There is also evidence suggesting that the luteal phase can make things more challenging for women. Progesterone interferes with glucose uptake during exercise, making it harder for muscles to access fuel during high-intensity effort. It raises resting core temperature, accelerating heat stress, which is a real concern for endurance athletes. And falling estrogen in the late luteal phase is associated with decreased serotonergic and dopaminergic activity, which is why perceived effort climbs and motivation tanks in the week before your period.
This doesn’t mean that you shouldn’t train during the luteal phase. It just means that you might want to take extra steps to work with your hormones at this time, prioritizing recovery.
What Does Prioritizing Luteal Phase Recovery Look Like?
This is where the conversation gets practical. Recovery that actively supports the parasympathetic nervous system -- the "rest and digest" branch that counters stress – pays higher dividends during the luteal phase more than at any other point in your cycle.
For example, practices like non-sleep deep rest (NSDR) – yoga nidra, guided body scans, structured relaxation protocols – bring the nervous system into a deeply restored state without requiring actual sleep. Research suggests NSDR can reduce cortisol, accelerate motor learning, and restore energy levels in ways passive rest doesn't. Twenty minutes of NSDR in the luteal phase may do more for your next session than an extra set of intervals.

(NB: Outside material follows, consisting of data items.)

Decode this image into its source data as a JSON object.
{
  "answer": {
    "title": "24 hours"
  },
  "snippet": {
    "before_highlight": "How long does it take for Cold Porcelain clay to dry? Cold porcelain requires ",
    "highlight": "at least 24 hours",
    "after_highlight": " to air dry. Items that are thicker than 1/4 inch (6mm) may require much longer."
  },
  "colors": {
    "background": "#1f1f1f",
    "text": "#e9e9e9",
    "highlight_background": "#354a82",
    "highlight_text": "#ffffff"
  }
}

Vagus nerve stimulation is another tool worth adding. The vagus nerve is the main pathway of the parasympathetic nervous system, and its activation is associated with lower heart rate, reduced inflammation, improved mood, and faster recovery from stress. Slow diaphragmatic breathing, humming, cold water exposure, and meditation all stimulate it. Wearable devices like OhmBody now make targeted vagal stimulation more accessible and consistent. During the luteal phase, when your nervous system is already running a conservative program, these tools can help you recover more fully between sessions and better manage the emotional weight this phase often carries.
One More Reason to Pay Attention: Injury Risk
Female athletes tear their ACLs at two to eight times the rate of male athletes. Hormonal fluctuations appear to be part of why. Estrogen at high levels around ovulation increase ligament laxity, making connective tissue less stable under load. Research in elite female footballers found muscle and tendon injuries were approximately twice as common during the late follicular phase when estrogen peaks. This is a week to be thoughtful about explosive training, warmup quality, and how hard you push to failure.